Comment 43 Alasdair Kergon 2005-07-28 16:05:37 UTC
http://bugzilla.kernel.org/show_bug.cgi?id=4946 ?

> --- devel/fs/bio.c~bio_clone-fix      2005-07-28 00:39:40.000000000 -0700
> +++ devel-akpm/fs/bio.c       2005-07-28 01:02:34.000000000 -0700
> @@ -261,6 +261,7 @@ inline void __bio_clone(struct bio *bio,
>        */
>       bio->bi_vcnt = bio_src->bi_vcnt;
>       bio->bi_size = bio_src->bi_size;
> +     bio->bi_idx = bio_src->bi_idx;
>       bio_phys_segments(q, bio);
>       bio_hw_segments(q, bio);
>  }

Comment 44 Chris Adams 2005-07-28 18:21:05 UTC
I think this fixes it for me.  My script runs and passes now.


Comment 45 Gino LV. Ledesma 2005-07-28 21:44:18 UTC
This patch works for me, too. I got the 2.6.12-1372FC3 kernel and applied above patch. I am able to 
execute the lvsnaptest.sh script and my own snapshot tests involving / and /home/db (for MySQL) are 
working fine. :-)

Thanks a lot!

Comment 46 Gino LV. Ledesma 2005-07-28 21:44:54 UTC
This patch works for me, too. I got the 2.6.12-1372FC3 kernel and applied above patch. I am able to 
execute the lvsnaptest.sh script and my own snapshot tests involving / and /home/db (for MySQL) are 
working fine. :-)

Thanks a lot!

Comment 47 Bastien Nocera 2005-08-05 10:31:42 UTC
*** Bug 164696 has been marked as a duplicate of this bug. ***

Comment 50 Jason Baron 2005-08-09 18:49:11 UTC
*** Bug 164696 has been marked as a duplicate of this bug. ***

Comment 51 Chris Adams 2005-08-10 03:37:28 UTC
The 2.6.12-1.1373_FC3 in updates-testing fixes this problem for me.

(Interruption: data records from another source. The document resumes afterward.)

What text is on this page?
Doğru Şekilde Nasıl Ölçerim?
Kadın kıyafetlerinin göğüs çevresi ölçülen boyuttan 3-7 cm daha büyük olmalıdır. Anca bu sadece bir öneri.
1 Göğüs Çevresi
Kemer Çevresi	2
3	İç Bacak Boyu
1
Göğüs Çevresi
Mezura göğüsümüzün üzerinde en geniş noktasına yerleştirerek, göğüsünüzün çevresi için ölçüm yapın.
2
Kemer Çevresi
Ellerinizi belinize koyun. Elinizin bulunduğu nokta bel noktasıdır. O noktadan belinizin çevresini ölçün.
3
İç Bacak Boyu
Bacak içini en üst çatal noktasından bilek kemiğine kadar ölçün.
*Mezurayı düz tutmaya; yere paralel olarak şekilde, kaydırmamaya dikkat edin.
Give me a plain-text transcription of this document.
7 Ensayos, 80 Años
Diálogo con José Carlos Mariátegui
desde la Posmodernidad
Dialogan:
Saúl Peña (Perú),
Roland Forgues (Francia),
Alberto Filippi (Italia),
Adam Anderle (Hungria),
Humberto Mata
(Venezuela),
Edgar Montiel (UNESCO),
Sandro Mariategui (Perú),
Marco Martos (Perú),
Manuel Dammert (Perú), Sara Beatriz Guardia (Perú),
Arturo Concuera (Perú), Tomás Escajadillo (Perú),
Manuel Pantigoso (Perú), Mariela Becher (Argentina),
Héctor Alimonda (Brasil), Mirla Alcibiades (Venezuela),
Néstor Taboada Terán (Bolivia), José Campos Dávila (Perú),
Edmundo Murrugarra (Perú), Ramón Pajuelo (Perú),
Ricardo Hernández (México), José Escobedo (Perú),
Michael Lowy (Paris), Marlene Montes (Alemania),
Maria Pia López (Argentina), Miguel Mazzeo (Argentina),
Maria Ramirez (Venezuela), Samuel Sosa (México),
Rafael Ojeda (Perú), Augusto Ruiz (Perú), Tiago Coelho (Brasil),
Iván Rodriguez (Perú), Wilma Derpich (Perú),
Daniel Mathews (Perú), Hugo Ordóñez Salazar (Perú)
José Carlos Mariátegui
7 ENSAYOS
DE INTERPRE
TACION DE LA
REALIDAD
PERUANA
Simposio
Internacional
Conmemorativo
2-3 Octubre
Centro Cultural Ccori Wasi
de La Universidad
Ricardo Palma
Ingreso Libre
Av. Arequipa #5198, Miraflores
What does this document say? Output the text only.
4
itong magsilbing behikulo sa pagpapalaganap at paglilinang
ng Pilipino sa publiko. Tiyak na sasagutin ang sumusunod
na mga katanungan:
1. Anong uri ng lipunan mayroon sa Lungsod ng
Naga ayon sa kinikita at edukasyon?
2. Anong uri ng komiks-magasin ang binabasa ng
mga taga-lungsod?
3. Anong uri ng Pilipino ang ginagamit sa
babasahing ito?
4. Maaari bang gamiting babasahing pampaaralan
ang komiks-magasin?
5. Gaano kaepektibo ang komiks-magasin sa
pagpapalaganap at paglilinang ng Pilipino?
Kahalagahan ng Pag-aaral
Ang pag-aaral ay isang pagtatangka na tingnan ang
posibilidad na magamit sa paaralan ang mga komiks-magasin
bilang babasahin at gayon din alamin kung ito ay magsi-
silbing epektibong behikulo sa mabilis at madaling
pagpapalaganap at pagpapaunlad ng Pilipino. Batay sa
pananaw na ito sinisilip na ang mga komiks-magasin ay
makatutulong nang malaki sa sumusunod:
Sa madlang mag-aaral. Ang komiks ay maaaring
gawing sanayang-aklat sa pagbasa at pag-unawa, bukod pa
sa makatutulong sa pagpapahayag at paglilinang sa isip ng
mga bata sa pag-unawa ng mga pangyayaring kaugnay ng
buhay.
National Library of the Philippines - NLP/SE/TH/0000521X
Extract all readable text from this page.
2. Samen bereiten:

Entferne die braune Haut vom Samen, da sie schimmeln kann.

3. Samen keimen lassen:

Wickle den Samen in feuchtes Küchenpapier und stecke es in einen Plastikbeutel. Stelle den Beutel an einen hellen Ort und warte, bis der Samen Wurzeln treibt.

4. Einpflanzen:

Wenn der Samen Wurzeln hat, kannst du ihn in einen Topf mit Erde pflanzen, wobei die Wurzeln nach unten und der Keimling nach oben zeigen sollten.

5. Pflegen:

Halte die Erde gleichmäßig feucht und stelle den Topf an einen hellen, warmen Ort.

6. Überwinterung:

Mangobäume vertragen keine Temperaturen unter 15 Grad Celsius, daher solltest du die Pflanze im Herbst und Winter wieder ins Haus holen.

Comment 54 Red Hat Bugzilla 2005-10-05 12:53:38 UTC
An advisory has been issued which should help the problem
described in this bug report. This report is therefore being
closed with a resolution of ERRATA. For more information
on the solution and/or where to find the updated files,
please follow the link below. You may reopen this bug report
if the solution does not work for you.